After you make it through acute withdrawal, you may continue to experience cravings, depression or sleep disturbances for weeks or months. Because this time can be so challenging, it’s critical to have professional support to keep you on track with your recovery plan.
What Happens When You Stop Using Drugs?
Whether you abuse heroin, cocaine, meth, alcohol or prescription drugs, these chemicals have a toxic effect on your body. Columbia University notes that the prolonged use of stimulants like cocaine, for instance, can cause high blood pressure, chronic muscle tension, irritability and anxiety. Using opiates like heroin, oxycodone or morphine can cause respiratory congestion, fatigue and constipation. When you first stop using these drugs, you may notice their negative side effects more than ever. At this time, you’re extremely vulnerable to a relapse, as your body will cry out for drugs in order to feel better.
When you first start using drugs, you might enjoy that euphoric high or that surge of energy as an occasional, recreational experience. But over time, as your body gets used to these substances, your system will rely on drugs just to get through a normal day. This condition is known as physical dependence. Recovering from dependence requires going through a period of adjustment as your brain, nervous system and vital organs return to a drug-free state. During this phase, your body may react to the absence of drugs with symptoms like the following:
- Overpowering cravings for drugs or alcohol
- Nausea, vomiting and diarrhea
- Chills, cold sweats and goosebumps
- Tremors or seizures
- Muscle and joint pain
- Irritability, anxiety or hostility
- Depression and suicidal thoughts
- Sleep disturbances
- Extreme hunger
- Physical and emotional fatigue
- Difficulty concentrating and remembering
You may also experience psychological symptoms as you go through withdrawal. Drugs affect your brain chemistry, creating a sense of euphoria or relaxation when you take them. When you stop using drugs, you may feel depressed, angry or tired as your brain chemistry adjusts. The severity and duration of your withdrawal symptoms will depend on a number of factors, including:
- The length of time you’ve been using drugs
- The amount of the drug you’ve been taking
- Whether you abuse multiple drugs
- Whether you have co-existing physical or psychological health conditions, such as diabetes, high blood pressure, depression or an anxiety disorder
While most of the symptoms of drug withdrawal aren’t dangerous, some of the side effects, like seizures or suicidal ideation, can present a serious threat to your health. Clinical Pharmacology reports that seizures may occur in people who withdraw suddenly from benzodiazepines like Valium or Ativan — prescription tranquilizers that can be highly addictive when they’re abused.
How Do You Recover From Drug Abuse?
After months or years of using drugs, your body will need rehydration, nutritional replacement and extra rest in order to fully recover.

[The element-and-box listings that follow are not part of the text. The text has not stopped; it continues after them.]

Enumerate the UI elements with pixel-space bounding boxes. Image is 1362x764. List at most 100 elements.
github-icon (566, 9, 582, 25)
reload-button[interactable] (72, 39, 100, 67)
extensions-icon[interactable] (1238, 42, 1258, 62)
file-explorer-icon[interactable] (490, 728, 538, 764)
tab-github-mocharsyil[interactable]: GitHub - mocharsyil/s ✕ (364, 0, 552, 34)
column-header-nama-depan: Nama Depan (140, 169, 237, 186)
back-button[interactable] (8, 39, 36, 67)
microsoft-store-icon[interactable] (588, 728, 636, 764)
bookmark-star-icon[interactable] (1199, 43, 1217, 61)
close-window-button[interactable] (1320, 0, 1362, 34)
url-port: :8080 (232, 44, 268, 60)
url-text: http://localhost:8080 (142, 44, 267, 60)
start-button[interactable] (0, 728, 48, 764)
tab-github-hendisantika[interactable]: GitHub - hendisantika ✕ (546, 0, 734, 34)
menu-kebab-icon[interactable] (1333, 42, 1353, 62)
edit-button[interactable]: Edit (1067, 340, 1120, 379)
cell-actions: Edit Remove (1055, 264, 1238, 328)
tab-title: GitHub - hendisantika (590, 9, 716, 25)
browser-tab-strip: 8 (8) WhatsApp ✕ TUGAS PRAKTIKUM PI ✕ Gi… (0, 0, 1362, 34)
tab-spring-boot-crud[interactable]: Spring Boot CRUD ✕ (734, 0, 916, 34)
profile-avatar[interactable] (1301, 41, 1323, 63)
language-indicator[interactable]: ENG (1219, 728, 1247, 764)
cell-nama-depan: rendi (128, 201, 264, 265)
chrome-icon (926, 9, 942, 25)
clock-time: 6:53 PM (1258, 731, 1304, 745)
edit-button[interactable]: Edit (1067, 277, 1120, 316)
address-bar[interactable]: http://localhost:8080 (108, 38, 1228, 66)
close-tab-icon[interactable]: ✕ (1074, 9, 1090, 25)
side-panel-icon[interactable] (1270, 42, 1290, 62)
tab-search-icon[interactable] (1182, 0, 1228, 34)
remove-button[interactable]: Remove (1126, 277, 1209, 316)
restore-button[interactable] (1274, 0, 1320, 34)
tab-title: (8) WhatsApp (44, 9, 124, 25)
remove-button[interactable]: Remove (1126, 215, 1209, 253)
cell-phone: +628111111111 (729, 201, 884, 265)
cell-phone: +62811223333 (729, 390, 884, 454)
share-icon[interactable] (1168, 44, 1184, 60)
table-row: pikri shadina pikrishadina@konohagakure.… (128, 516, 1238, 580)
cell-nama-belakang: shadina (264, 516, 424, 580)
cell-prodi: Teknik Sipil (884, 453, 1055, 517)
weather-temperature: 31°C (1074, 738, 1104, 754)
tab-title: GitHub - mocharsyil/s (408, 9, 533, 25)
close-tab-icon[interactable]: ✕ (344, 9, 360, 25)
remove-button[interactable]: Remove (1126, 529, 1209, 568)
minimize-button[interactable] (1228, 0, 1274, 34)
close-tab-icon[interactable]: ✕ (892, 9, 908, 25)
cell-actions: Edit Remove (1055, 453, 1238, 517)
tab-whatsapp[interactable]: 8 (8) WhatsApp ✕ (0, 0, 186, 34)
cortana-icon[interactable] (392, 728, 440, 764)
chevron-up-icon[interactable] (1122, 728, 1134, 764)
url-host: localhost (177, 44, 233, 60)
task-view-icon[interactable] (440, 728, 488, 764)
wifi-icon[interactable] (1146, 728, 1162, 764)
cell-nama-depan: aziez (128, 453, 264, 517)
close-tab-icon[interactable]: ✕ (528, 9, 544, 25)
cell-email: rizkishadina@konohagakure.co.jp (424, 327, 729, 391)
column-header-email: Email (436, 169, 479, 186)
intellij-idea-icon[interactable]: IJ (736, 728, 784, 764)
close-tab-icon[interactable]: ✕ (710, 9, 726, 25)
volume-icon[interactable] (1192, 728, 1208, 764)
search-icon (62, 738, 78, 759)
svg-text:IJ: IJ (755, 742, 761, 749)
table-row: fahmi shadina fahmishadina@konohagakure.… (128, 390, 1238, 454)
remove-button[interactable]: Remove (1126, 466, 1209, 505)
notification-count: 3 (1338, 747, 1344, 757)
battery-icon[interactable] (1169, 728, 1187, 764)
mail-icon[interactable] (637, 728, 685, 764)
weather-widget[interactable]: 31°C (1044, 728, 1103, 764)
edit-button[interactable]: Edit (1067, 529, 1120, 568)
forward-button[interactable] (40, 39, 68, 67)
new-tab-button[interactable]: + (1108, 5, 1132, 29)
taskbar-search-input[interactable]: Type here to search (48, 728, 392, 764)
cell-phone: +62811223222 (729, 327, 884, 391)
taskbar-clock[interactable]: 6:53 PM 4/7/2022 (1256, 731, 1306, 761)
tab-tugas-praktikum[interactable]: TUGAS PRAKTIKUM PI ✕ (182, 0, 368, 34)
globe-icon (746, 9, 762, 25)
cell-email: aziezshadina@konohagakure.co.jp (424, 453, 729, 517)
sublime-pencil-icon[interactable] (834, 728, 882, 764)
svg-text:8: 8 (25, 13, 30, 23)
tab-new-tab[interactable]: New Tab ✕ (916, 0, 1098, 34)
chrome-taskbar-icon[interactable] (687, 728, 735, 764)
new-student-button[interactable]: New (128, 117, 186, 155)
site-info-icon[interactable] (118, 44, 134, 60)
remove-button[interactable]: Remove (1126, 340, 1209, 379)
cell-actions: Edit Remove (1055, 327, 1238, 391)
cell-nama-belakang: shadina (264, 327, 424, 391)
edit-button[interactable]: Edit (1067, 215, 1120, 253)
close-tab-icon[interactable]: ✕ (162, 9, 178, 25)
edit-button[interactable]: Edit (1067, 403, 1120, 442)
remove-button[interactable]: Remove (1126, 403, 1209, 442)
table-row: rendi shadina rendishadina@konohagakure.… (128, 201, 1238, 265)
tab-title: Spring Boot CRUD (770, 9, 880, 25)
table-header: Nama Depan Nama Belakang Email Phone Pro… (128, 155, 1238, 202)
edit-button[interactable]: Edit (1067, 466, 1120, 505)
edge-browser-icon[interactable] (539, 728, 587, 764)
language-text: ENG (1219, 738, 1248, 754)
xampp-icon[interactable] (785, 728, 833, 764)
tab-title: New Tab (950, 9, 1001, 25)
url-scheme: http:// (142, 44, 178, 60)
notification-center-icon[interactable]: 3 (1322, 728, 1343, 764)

The process of restoring your body to a stable, healthy state won’t happen overnight; although you may feel better soon after the acute withdrawal period, reaching an optimal state of physical health will take longer. That’s one reason why long-term rehab programs (90 days or more) are so beneficial to a lasting recovery.
When you go through withdrawal at a professional treatment center, your vital signs and neurological status will be monitored carefully by trained personnel. You can also receive nutritional replacement, hydration therapy and pharmacological support to help your body feel better and return to health more quickly. In addition to traditional rehabilitation services, the leading recovery centers now offer holistic therapies like acupuncture and massage to help your body cope with withdrawal. As the drugs leave your system, these alternative practices can speed up the detox process.
Withdrawing from drugs in a supportive, comfortable environment can make the process much easier.